Memahami urutan turunnya wahyu (Asbabun Nuzul) merupakan salah satu ilmu yang penting dalam studi Al-Qur'an. Meskipun penulisan mushaf (susunan Al-Qur'an yang kita baca saat ini) didasarkan pada tata urutan yang ditetapkan oleh Rasulullah SAW melalui petunjuk Jibril, urutan pewahyuan (nuzul) terkadang berbeda.
Surah Al-Lail (Malam) adalah surah ke-92 dalam susunan mushaf. Dalam urutan ini, ia terletak setelah Surah Asy-Syams. Namun, pertanyaan mengenai surat apa yang turun persis setelah Al-Lail dari segi kronologi pewahyuan memerlukan penelusuran mendalam terhadap riwayat-riwayat sahih yang ada. Secara umum, para ulama membagi periode turunnya wahyu menjadi dua fase utama: Makkiyah (sebelum Hijrah) dan Madaniyah (setelah Hijrah).
Surah Al-Lail sendiri diklasifikasikan sebagai surah Makkiyah. Periode Makkiyah ditandai dengan penekanan pada tauhid, akidah, hari akhir, dan akhlak mulia. Surah-surah Makkiyah cenderung lebih pendek dan memiliki ayat-ayat yang tegas. Setelah turunnya Al-Lail, wahyu terus mengalir kepada Nabi Muhammad SAW sesuai dengan kebutuhan umat dan peristiwa yang dihadapi di Makkah, sebelum akhirnya hijrah ke Madinah.
Menentukan secara presisi surat mana yang menjadi "surat berikutnya" setelah Al-Lail dari segi pewahyuan adalah hal yang rumit. Alasannya adalah bahwa catatan mengenai urutan turunnya wahyu seringkali bersifat fragmentaris atau merujuk pada peristiwa tertentu, bukan daftar kronologis yang lengkap dari surah ke surah. Banyak riwayat yang mencatat turunnya ayat tertentu terkait sebuah kejadian, bukan urutan sistematik dari surah.
Berdasarkan klasifikasi umum periodisasi Makkiyah, surat-surat yang turun setelah Al-Lail umumnya masih berada dalam fase awal kerasulan, ketika dakwah masih berpusat di Makkah. Beberapa surah yang diyakini turun pada fase pertengahan hingga akhir periode Makkah, yang secara kronologis mungkin berdekatan dengan Al-Lail, antara lain adalah:
Penting untuk dicatat bahwa surah-surah yang datang belakangan dalam urutan mushaf, seperti Al-Qadr, Al-Bayyinah, atau Az-Zalzalah, sebagian besar merupakan surah Madaniyah atau surah akhir Makkah yang memiliki konteks yang berbeda secara signifikan dari Surah Al-Lail.
Salah satu poin krusial yang harus dipahami adalah bahwa urutan surah yang kita kenal dalam Al-Qur'an (Mushaf Utsmani) adalah urutan taufiqiyah (berdasarkan ketetapan Ilahi melalui Rasulullah SAW), dan bukan murni urutan kronologis pewahyuan. Nabi Muhammad SAW menerima wahyu secara bertahap, tetapi beliau diperintahkan untuk meletakkan setiap ayat dan surah pada tempatnya yang ditentukan di dalam Al-Qur'an.

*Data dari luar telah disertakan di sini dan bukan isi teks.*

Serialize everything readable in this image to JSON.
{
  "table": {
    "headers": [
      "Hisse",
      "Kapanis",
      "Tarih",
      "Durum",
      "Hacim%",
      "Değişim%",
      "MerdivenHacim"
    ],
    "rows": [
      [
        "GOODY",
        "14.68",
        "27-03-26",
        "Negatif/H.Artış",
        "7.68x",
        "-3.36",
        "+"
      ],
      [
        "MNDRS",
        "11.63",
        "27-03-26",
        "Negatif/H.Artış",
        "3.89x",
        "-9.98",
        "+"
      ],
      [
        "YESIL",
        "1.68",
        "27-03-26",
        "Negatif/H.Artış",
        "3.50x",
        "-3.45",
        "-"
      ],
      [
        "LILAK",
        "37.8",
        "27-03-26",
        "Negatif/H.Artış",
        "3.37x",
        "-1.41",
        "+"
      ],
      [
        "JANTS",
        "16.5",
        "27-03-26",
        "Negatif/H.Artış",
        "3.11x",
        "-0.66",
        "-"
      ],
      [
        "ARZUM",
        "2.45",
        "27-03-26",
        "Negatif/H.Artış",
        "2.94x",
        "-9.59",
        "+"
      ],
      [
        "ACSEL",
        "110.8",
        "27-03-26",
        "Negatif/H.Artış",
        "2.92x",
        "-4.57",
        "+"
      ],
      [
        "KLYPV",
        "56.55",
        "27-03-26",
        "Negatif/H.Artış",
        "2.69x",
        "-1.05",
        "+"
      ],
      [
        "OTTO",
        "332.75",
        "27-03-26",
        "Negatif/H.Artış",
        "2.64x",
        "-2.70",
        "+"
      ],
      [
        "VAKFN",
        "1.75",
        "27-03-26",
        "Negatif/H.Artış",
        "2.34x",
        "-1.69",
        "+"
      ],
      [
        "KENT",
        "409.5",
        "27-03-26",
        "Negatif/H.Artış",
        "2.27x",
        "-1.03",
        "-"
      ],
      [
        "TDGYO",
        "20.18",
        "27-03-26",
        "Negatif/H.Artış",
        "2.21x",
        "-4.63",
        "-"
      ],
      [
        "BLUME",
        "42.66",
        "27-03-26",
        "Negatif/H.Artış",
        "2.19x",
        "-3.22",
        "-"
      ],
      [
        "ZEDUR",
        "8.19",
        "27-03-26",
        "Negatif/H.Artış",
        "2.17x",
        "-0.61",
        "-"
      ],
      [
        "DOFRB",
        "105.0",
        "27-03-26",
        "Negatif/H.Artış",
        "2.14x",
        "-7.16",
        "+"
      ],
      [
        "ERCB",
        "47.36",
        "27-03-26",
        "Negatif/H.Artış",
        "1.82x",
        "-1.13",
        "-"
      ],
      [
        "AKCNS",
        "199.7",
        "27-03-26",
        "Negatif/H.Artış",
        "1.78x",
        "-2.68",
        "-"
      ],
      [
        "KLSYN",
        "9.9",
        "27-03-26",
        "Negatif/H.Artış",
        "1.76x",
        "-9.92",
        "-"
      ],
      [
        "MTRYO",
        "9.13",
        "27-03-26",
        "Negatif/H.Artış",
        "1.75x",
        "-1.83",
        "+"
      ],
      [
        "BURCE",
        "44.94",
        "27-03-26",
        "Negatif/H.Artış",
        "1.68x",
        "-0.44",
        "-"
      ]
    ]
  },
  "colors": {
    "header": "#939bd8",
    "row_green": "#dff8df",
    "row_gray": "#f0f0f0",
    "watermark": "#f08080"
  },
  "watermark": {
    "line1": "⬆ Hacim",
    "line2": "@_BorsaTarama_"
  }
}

Sebagai contoh, Surah Al-Baqarah, surah terpanjang, sebagian besar turun di Madinah, sedangkan Surah Al-Lail adalah surah Makkiyah yang turun jauh lebih awal. Keindahan Al-Qur'an terletak pada integrasi sempurna antara ayat-ayat yang turun secara terpisah, namun disatukan dalam sebuah struktur yang koheren.
Meskipun secara spesifik menentukan surat mana yang turun tepat setelah Al-Lail berdasarkan riwayat yang sahih mungkin sulit diverifikasi secara mutlak, kita dapat mengambil kesimpulan bahwa rangkaian wahyu setelah Al-Lail masih berada dalam fase penguatan akidah Islamiyah di Makkah. Surat-surat ini terus membentuk fondasi teologis Islam, menekankan keesaan Allah, dan mempersiapkan umat Muslim untuk tantangan dakwah yang semakin intensif, sebelum akhirnya fase Madaniyah dimulai dengan tuntunan syariat yang lebih komprehensif.

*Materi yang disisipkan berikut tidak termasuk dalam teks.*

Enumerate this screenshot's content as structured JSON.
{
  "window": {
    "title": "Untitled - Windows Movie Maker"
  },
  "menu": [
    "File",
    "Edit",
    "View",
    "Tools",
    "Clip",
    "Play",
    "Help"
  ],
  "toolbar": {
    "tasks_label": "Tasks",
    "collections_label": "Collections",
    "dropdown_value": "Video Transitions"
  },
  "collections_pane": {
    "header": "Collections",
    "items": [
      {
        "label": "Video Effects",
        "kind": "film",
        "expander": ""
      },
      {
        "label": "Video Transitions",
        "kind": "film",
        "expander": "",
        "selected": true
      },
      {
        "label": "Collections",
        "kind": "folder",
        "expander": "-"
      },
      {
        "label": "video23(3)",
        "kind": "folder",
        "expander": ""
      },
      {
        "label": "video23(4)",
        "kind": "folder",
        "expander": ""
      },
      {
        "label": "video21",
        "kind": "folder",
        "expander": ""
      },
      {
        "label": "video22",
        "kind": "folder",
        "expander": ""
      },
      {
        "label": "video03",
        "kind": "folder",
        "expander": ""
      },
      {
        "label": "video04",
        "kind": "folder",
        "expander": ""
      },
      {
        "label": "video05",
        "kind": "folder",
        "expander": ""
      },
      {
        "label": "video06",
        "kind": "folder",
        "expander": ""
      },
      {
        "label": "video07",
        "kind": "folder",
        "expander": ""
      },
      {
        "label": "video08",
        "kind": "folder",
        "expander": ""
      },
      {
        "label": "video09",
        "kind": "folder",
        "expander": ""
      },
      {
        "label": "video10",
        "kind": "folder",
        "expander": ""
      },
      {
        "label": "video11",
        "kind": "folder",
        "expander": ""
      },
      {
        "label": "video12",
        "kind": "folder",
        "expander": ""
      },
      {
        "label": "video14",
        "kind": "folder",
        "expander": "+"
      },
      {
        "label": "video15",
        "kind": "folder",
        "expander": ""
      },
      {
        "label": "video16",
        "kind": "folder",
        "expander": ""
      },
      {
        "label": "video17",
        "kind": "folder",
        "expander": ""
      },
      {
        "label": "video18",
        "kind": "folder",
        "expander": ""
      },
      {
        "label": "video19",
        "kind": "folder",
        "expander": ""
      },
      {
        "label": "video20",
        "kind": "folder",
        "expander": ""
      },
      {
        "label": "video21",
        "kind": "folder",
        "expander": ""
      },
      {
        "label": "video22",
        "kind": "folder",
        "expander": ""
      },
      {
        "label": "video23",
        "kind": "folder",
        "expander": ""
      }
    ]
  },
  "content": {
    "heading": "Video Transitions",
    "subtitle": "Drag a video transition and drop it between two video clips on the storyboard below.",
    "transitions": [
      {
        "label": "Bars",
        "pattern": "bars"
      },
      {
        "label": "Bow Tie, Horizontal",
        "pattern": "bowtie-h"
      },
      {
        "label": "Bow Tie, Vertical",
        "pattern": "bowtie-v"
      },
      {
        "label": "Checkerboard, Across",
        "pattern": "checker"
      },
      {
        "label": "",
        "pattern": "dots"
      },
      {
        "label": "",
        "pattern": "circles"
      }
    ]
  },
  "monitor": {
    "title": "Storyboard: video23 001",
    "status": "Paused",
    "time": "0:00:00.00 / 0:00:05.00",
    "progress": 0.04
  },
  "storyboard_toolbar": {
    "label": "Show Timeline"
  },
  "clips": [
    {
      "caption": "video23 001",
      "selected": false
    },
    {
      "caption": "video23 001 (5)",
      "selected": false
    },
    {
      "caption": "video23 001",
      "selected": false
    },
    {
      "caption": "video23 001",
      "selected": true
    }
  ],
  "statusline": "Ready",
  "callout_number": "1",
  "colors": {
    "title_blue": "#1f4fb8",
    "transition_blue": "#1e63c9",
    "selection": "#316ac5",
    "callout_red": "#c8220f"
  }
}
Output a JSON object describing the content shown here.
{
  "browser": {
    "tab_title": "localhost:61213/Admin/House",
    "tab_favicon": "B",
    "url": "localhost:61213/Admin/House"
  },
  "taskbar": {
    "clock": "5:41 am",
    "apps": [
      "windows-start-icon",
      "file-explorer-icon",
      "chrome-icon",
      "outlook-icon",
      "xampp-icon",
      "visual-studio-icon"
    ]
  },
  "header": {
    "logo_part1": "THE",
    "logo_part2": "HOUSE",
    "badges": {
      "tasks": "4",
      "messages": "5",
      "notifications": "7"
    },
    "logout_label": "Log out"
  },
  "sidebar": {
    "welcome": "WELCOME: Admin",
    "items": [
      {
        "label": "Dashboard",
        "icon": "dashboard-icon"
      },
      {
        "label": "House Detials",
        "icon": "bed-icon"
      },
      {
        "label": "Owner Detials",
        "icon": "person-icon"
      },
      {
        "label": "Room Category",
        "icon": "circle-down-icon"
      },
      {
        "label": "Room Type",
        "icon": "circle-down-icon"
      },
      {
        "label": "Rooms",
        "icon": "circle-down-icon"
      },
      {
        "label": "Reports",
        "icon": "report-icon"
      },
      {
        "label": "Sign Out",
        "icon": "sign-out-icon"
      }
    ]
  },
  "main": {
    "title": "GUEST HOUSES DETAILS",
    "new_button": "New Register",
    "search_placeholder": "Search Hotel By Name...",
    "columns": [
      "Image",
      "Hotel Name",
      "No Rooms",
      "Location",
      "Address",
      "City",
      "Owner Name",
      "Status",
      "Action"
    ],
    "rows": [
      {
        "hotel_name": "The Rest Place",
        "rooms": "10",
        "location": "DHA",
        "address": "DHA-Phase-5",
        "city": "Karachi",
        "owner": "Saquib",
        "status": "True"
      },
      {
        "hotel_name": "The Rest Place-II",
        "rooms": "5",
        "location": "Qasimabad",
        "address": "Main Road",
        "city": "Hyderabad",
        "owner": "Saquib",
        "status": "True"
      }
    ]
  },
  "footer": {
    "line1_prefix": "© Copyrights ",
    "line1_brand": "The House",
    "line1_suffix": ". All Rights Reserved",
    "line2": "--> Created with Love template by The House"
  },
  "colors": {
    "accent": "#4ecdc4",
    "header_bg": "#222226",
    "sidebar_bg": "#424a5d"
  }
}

Kajian mengenai urutan pewahyuan membantu kita memahami konteks historis penurunan setiap bagian Al-Qur'an, namun dalam praktik ibadah sehari-hari, yang utama adalah ketaatan pada susunan mushaf yang telah diwariskan kepada kita secara utuh dan terjamin keasliannya.